This week, the Almedalen Week will temporarily move the epicenter of Swedish politics and business from Stockholm to Visby, on the island of Gotland. Taking place the first week of July every year, the Almedalen Week attracts some 45,000 visitors to the old Hanseatic town on the island in the middle of the Baltic Sea. They attend more than 7,000 workshops, speeches, debates and receptions which take place in pop-up locations like shops, gardens and warehouses. Browsing through the program, climate and sustainability, digitalization and gender and power equality seem to be this year’s most popular topics of discussion. But an important feature of the week is that nearly all current and niched questions – and several unlikely – are the topic of at least one workshop.
It all started 51 years ago when future PM Olof Palme gave a speech en route to his summer holiday. Now, every evening during the week is devoted to an individual party leader delivering a speech in the park that has given the week its name.
For many years it was an event stretching over one or a few days attracting only professional politicians from the main parties, but after a while journalists came along to report upon what they discussed. Then, around the Millennium, NGOs and lobbying groups started to come. A few years later, companies saw the opportunity to meet with a range of their stakeholder groups. With social media and digital influencers added to the mix by the 2010’s, the week had evolved into its present format – a combination of politics and business, professionalism and party.
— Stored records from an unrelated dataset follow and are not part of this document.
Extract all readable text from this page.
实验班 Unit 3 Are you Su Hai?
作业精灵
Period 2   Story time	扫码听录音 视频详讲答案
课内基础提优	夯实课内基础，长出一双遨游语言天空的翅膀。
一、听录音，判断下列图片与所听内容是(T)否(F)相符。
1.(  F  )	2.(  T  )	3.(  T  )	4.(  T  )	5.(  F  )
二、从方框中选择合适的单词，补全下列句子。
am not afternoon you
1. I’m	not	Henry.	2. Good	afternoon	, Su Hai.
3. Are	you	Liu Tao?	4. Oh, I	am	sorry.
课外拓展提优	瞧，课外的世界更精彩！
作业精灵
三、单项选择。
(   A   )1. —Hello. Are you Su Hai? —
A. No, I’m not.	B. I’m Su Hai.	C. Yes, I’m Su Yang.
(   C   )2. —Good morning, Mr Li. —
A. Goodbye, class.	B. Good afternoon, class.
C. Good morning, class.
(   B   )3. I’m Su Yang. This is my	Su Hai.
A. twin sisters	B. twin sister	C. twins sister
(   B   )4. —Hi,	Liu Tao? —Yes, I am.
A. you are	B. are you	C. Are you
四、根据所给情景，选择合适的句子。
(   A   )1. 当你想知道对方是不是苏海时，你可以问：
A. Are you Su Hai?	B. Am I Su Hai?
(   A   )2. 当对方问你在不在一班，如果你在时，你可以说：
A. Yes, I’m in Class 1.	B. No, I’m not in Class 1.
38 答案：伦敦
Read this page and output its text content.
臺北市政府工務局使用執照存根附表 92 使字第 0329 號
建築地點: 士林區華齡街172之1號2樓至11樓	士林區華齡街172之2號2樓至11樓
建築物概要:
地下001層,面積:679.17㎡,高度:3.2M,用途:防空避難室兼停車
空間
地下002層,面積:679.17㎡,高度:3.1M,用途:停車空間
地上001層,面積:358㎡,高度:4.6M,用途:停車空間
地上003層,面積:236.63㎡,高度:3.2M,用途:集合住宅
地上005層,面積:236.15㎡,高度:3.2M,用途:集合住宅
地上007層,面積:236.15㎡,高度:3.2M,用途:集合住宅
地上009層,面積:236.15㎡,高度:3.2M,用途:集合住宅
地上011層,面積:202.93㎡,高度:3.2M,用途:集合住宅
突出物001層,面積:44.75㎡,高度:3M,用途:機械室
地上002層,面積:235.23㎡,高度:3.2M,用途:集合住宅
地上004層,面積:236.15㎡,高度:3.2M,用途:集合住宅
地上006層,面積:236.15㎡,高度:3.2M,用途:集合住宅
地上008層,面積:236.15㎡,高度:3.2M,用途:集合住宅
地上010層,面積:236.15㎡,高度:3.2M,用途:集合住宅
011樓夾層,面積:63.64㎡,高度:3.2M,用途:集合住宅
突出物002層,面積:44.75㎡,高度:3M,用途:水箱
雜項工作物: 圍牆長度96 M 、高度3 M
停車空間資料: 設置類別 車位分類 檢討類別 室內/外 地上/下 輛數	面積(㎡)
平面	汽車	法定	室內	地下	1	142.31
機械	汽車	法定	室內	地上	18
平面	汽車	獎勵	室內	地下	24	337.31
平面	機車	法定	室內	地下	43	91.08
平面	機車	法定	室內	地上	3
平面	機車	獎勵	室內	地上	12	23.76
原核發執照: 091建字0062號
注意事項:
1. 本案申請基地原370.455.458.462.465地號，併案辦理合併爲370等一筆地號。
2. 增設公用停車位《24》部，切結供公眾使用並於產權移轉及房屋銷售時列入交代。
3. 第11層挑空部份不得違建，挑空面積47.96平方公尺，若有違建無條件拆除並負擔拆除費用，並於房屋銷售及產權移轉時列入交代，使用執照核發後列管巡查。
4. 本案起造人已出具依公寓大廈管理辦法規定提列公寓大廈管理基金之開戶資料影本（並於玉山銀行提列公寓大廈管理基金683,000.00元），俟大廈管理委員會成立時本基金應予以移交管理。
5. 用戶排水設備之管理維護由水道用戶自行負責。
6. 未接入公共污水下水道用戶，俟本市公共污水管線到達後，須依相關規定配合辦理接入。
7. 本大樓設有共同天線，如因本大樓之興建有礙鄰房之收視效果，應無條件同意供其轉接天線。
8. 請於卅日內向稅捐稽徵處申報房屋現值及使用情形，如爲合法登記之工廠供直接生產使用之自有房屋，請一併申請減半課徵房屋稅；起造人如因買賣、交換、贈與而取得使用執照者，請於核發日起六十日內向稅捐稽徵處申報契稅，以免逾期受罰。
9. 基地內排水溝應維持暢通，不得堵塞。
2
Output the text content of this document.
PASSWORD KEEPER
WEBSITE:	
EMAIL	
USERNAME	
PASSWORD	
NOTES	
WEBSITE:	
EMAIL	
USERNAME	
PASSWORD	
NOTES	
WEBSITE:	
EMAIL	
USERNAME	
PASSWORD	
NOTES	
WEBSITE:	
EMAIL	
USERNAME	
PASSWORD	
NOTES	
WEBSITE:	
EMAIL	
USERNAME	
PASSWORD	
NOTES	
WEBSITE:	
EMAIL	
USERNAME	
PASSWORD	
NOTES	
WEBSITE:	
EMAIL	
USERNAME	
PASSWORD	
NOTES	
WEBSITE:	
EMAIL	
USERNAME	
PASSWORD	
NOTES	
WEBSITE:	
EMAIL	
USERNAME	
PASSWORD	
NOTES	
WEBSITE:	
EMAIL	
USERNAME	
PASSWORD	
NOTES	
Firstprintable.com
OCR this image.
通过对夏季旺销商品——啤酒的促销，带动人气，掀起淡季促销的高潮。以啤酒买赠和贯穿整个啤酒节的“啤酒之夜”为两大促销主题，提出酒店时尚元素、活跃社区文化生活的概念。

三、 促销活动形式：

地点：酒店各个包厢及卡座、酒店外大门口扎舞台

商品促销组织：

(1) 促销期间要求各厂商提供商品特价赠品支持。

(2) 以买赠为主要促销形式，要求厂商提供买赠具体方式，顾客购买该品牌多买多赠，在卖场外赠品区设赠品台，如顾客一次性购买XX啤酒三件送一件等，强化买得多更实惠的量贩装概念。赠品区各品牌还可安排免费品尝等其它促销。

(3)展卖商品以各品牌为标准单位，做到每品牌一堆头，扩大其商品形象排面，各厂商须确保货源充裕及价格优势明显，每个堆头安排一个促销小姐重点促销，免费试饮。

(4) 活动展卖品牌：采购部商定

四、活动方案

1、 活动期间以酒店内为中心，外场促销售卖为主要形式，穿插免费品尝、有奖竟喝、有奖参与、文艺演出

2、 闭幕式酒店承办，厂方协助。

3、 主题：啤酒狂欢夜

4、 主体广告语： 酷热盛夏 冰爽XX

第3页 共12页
To illustrate the broad variety of activities: During late Wednesday evening every year, senior politicians and business leaders take to the stage in an open-air night club to take part in a DJ battle in front of an audience of 2,000 people. The following morning, the Swedish government holds its weekly meeting at the local governor’s residence.
The week has drawn some international interest through the years. Foreign delegations have visited to see what goes on, and some countries have created similar venues, like Folkemødet on the Danish island of Bornholm and Arendalsuka in the Norwegian town of Arendal. One could argue that the Almedalen Week is very Swedish in its forms – equal, consensus driven and based on dialogue. But it is also informal and intimate. And most important, focused on contributing to democracy in a number of ways:
It gives anyone access to politicians and business leaders.
The Almedalen Week could be described as a national mini-Davos Conference, but then again not. The complete “Who’s who?” of Swedish politics, business, administration and journalism gets on to planes and ferries to go there. But they are not alone. A broad layer of grass-root activists from even the most niche of NGO’s attend the week as well. So do citizens with no affiliation but just an interest in a specific question or society in general. The seminars are free of charge and open to anyone, and there is no requirement to sign up in advance or get accreditation. In the medieval streets and tight restaurant terraces, these grass-root activists are back-to-back with government ministers and top-CEOs, and the culture is open-minded allowing anyone to ask a question or express an opinion.
The discussions develop policies and advance the public debate.
With several thousands of program items, it may not come as a surprise that most policy fields, public issues and societal challenges are covered. The seminars are opportunities for the main stakeholders in all fields of Swedish society to meet, and focus on idea creation in a way that is not possible in the daily life.
It leads to unexpected meetings and cooperation.
The mix of spheres and an open mindset is a terrific environment for unexpected meetings across dividing lines and conventional groupings. It is not only civil society and citizens getting access to politicians and business leaders, it is the other way round as well. Many projects launched in Sweden have started with an unexpected alliance formed during Almedalen Week. Personally, the largest part of my network and friendships within Swedish media, political parties outside my own and in NGOs originate from meetings in any of the fifteen Almedalen Weeks I have attended.
It is a platform for knowledge sharing.
Most of the seminars bring more than just one speaker to the stage. Five panelists or more is not unusual. This means that some 20,000-30,000 expert perspectives and insights are added to the discussion during the week, educating leaders about fields they may know little or nothing about, or about fields they work with already or simply can just get inspired by. It is a marvelous knowledge-sharing exercise, and its effect on Swedish decision making should not be underestimated.
In a time with disruptive technologies, climate challenge and other megatrends reshaping business, environments like this are tremendously important and useful. When I was heading media relations in the household appliances giant Electrolux, I went to Almedalen to talk about green vacuum cleaners and branding Swedish consumer goods in a global market. But I came back with mind-blowing perspectives on the future of business and consumer preferences.
Perhaps every European country and market needs an Almedalen week. Particularly in these times of misconceptions towards the elites, the rural-urban divide and higher tensions in the public debate. In most Western democracies, the recent political development has proven the need for inclusiveness, established political movements to renew and the public dialogue to be reinstated. Sweden is by all means no exception to these developments, but the impact is probably less due to Almedalen Week. An Isle of Wight Week in the UK, Sardinia Week in Italy or Rügen Week in Germany will not be full solutions to the crisis of democracy, but they could be a part of it.